La fenêtre est grande ouverte. Faible murmure menaçant du ressac. Une douce brise soulève par instants les papiers sur mon bureau, trop faible pour les faire s'envoler. Comme ma barbe douce qui chatouille le visage et les seins d'une jeune fille, les fait frissonner de plaisir silencieux, en fait saillir fièrement les mamelons dans l'attente patiente d'une légère morsure.

Mes mains sont fortes et chaudes. Les mains d'un sale vieux bonhomme sont froides et collantes. J'ai de l'affection et de l'amour — beaucoup trop. Et si je réconforte une fille qui a du chagrin ou qui souffre, et que les sanglots se calment, et qu'elle se serre contre moi, et que les caresses perdent leur rythme et glissent le long des hanches et sur les seins... Où un parfum commence-t-il à changer votre nez qui coule en narines qui le respirent ?

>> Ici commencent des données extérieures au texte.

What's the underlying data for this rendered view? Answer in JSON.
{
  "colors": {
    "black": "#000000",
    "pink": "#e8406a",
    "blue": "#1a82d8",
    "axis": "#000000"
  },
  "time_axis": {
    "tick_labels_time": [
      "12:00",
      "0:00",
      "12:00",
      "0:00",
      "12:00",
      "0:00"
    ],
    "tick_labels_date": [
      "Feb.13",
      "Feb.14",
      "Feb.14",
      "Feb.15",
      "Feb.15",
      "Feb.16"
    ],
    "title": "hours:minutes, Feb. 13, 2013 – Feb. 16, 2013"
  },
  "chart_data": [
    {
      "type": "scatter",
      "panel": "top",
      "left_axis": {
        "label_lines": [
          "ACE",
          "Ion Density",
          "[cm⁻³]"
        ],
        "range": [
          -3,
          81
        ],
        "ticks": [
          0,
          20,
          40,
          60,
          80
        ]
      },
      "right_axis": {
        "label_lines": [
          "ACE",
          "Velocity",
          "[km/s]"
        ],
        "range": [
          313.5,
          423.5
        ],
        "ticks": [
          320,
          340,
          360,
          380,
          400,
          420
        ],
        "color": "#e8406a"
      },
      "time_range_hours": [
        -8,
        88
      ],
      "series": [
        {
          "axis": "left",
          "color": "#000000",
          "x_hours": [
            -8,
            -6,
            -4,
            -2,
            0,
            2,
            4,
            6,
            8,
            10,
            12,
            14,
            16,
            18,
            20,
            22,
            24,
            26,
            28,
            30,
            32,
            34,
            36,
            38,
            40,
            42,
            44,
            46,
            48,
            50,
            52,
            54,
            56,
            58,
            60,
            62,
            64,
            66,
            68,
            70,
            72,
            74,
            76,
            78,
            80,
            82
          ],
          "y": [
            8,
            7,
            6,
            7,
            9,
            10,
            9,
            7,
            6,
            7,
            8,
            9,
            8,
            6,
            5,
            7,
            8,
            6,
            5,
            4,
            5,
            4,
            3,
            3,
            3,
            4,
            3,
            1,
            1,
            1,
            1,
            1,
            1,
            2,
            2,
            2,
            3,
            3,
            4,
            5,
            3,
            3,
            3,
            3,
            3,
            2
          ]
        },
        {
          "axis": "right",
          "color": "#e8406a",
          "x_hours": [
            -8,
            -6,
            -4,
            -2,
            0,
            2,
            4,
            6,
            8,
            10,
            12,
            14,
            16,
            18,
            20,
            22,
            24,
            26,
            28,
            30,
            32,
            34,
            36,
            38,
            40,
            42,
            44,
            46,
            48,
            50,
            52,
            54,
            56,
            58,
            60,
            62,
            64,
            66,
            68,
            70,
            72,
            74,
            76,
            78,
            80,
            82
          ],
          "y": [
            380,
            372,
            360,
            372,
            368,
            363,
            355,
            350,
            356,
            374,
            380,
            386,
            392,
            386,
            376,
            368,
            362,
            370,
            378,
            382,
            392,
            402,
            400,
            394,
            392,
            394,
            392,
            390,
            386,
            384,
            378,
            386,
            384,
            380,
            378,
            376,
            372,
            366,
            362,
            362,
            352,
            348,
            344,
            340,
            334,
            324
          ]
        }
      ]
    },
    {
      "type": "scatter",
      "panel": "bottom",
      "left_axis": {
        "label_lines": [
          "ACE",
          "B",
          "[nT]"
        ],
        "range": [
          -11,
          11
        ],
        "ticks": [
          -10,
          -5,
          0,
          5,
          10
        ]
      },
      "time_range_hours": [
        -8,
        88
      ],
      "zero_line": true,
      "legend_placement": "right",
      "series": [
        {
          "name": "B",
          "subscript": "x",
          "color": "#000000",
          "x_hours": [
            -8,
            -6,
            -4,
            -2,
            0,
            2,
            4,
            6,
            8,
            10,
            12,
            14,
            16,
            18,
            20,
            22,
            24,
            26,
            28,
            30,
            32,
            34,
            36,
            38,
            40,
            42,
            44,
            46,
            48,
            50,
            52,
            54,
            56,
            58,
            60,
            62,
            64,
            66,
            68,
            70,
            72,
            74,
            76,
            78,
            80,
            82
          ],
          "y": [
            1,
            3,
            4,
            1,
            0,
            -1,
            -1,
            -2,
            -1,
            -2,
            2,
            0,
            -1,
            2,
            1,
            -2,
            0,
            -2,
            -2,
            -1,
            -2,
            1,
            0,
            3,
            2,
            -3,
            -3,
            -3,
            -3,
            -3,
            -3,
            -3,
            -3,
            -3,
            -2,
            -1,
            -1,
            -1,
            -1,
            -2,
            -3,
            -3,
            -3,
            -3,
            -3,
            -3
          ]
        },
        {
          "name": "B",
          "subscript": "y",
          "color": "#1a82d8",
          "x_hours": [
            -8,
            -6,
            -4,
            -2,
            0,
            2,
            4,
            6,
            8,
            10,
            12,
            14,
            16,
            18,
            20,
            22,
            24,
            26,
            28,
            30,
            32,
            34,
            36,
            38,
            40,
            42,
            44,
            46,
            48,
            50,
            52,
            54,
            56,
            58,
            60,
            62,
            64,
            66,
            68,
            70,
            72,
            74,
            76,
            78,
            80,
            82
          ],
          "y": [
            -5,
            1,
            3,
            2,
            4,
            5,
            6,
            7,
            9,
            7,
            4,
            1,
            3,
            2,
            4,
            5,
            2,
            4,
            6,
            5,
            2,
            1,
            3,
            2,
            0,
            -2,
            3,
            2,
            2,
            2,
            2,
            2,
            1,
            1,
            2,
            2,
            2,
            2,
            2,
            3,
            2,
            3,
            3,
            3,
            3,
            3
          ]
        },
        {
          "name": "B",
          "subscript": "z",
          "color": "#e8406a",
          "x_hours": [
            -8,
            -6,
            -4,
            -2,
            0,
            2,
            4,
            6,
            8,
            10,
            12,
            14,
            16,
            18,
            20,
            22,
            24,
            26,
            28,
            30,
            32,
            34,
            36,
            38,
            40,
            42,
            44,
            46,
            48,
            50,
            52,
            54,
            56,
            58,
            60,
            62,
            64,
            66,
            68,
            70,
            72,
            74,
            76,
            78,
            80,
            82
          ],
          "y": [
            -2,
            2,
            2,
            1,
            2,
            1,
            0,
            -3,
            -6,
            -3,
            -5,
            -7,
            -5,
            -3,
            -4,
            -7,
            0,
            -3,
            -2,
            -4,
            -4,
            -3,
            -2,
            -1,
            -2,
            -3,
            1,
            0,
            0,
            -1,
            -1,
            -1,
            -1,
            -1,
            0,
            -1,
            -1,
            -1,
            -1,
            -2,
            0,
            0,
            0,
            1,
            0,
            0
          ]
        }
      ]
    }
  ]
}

Ces rencontres et ces découvertes sont comme la température à Big Sur. Certes, nous n'avons ni le gel ni les fortes chaleurs. Mais entre les deux il n'y a pas cette indolence de la monotonie comme sur une île des tropiques. Le froid est froid et on frissonne. La pluie est humide, le sol boueux. Le soleil chauffe les toits l'après-midi jusqu'à la suffocation. Mes rapports humains ne tombent pas dans les deux extrêmes. Je ne tue pas et je ne me laisse pas piéger par la monogamie. J'ai des relations flottantes allant du baiser — qui n'est que trop fréquent — à des fidélités de longue durée.

Le premier baiser est un test de Rorschach
Vous touchez la bouche et les lèvres d'un inconnu
Et trouvez des lèvres serrées « Ça m'est égal »,
Ou la voracité qui vous aspire,
L'indifférence qui vous teste,
Un sec coup de bec qui vous chasse,
Un avertissement gentil : gare au bobo
Un coup de dents qui blesse et vous coupe le souffle,
Une bouche qui pue la merde
Ou sèche et sentant la frigidité,
Ferme comme un bras de lutteur
Molle comme caoutchouc-mousse
Et celles rares qui signifient plénitude :
Attente qui semble promettre
Une fusion totale.
L'environnement aboli
Dans l'isolement de l'extase.
Chaque baiser, dis-je, est tout autre
Si vous découvrez le subtil
Bien engagés dans le vivant.
Die Engel die nennen es Himmelsfreud
Die Teufel die nennen es Höllenleid
Die Menschen die nennen es Liebe (H. Heine)
(Les anges l'appellent « Joie du ciel »,
Les démons « Torture d'enfer »,
Les hommes l'appellent « amour ».)

Esalen avait commencé comme auberge, avec l'attraction particulière des bains chauds. A mon arrivée, c'était encore une auberge, les séminaires et conférences commençaient à peine et le bar et le restaurant étaient ouverts au public. Les aubergistes étaient Mike Murphy et Dick Price. A présent, nous sommes une institution privée en expansion, gérée par les directeurs Mike et Dick. Les escrocs urbains de passage et les colporteurs de drogue nécessiteux sont écartés ou jetés dehors. Nous passons pour procurer la guérison immédiate, la joie et la conscience sensorielle instantanées.

  

Voilà. C’est tout pour le moment comme dans les séries télé américaines ou les romans-feuilletons du dix-neuvième siècle. Amitiés à tous.